Kysell set her lips in a threadlike line, and circled the ring of moisture from the chilled glass with a trembling finger. "Ben wouldn’t want you to be lonely," Kysell said. Her eyes slid over the immaculate flower garden below, unable to make contact with Lylia's intense gaze.
What a hypocrite you are. Lylia found it difficult to contain her contempt for the woman who'd befriended her, but she handled it well, considering. "I believe there are worse things than being alone. I've lived through loneliness in a room full of-friends."
Ben had been preoccupied the last six months of his life. Lylia chalked it up to his health or the sudden interest in time alone several afternoons a week. She stared out across the fields of clover and recalled how Ben’s interest had dwindled in his love of gardening, too.

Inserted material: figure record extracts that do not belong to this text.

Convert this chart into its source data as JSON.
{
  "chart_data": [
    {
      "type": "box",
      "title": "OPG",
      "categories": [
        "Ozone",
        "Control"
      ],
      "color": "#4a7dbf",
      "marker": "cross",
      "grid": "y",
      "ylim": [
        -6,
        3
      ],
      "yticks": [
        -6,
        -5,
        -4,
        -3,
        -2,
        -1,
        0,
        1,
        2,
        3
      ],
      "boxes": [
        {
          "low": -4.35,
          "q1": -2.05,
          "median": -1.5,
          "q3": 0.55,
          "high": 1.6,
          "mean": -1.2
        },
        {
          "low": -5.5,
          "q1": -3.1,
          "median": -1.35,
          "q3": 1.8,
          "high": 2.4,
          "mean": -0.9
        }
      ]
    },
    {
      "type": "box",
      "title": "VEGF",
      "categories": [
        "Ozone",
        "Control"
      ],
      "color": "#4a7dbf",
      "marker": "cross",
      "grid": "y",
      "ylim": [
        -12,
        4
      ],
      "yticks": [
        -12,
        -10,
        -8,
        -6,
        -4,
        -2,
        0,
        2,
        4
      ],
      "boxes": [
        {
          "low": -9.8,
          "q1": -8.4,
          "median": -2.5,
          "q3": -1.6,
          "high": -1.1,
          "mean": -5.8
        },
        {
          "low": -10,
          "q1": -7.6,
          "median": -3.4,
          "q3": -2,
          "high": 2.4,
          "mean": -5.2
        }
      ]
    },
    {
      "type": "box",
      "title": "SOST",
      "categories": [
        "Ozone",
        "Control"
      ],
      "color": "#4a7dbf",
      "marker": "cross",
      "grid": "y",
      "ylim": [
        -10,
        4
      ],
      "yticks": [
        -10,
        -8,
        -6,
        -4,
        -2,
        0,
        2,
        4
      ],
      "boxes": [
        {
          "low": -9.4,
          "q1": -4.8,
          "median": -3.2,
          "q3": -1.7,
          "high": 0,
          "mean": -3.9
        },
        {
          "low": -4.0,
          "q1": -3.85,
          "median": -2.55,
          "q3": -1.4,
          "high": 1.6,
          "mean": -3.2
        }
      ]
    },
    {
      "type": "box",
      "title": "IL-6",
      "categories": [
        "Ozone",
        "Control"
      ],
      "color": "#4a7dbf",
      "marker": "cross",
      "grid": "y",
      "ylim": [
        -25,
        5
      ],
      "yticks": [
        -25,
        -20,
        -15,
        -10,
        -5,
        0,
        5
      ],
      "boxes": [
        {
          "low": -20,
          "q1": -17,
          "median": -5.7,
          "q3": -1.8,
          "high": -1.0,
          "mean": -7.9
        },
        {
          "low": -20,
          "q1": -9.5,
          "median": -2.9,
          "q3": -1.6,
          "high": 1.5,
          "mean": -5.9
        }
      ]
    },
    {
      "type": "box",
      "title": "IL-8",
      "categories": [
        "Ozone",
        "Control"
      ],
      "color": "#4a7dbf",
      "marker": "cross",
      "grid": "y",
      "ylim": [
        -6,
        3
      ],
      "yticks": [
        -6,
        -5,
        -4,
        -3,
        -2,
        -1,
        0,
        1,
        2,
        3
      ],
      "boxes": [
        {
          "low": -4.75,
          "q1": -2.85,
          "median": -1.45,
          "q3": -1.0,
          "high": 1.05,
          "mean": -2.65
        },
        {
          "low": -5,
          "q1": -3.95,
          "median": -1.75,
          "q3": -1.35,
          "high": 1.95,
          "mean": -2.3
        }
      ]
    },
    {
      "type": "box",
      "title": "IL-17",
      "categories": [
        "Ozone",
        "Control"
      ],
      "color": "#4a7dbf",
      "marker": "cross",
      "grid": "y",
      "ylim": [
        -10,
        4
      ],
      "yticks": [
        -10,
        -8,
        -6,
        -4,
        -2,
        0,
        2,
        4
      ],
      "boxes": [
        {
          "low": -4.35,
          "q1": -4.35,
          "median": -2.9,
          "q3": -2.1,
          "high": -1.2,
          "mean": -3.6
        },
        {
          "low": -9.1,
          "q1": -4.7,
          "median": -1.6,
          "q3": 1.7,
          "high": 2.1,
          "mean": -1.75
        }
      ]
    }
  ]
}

At times, when Ben had gazed at her, a flicker of hope candled in her aged heart. It was as though he’d sensed her need for something more. A simple gesture to press his hand on the back of her neck, then guide her face to the safeness of his chest, was something he hadn’t done in years.
Passion as she remembered it, faded long before he’d crossed the line. Driven to possess, to demand a response, he'd only succeeded in manifesting numbness.
Q. How often have you said never and regretted the decision? Then there are the times we probably should have said never and didn't.Back to the retreat for a moment. It felt so comfy to laze in P.J.'s all day. Jump up, shower, have coffee on the deck and watch the ducks eat and swim.
My son finished his novel, then worked on his screenplay. He's a great writer and I can hardly wait for him to share his book with people who like to read Stephen King.A funny thing happened when I checked out of the condo. I'd waved goodbye to our neighbors and headed away from the lake. The neighbor came in the door a couple of minutes after me. We chatted for a while, but I wanted to get home and said my goodbyes again. He smiled and asked, "Are you a writer?" I thought maybe writer was written across my forehead or elsewhere. I told him I was, but wanted to know why he thought I might be a writer. He said, "Your car didn't move all week." I laughed. He was a very sweet character. A very observant character.
Q. Are you a people watcher? Share a funny with us!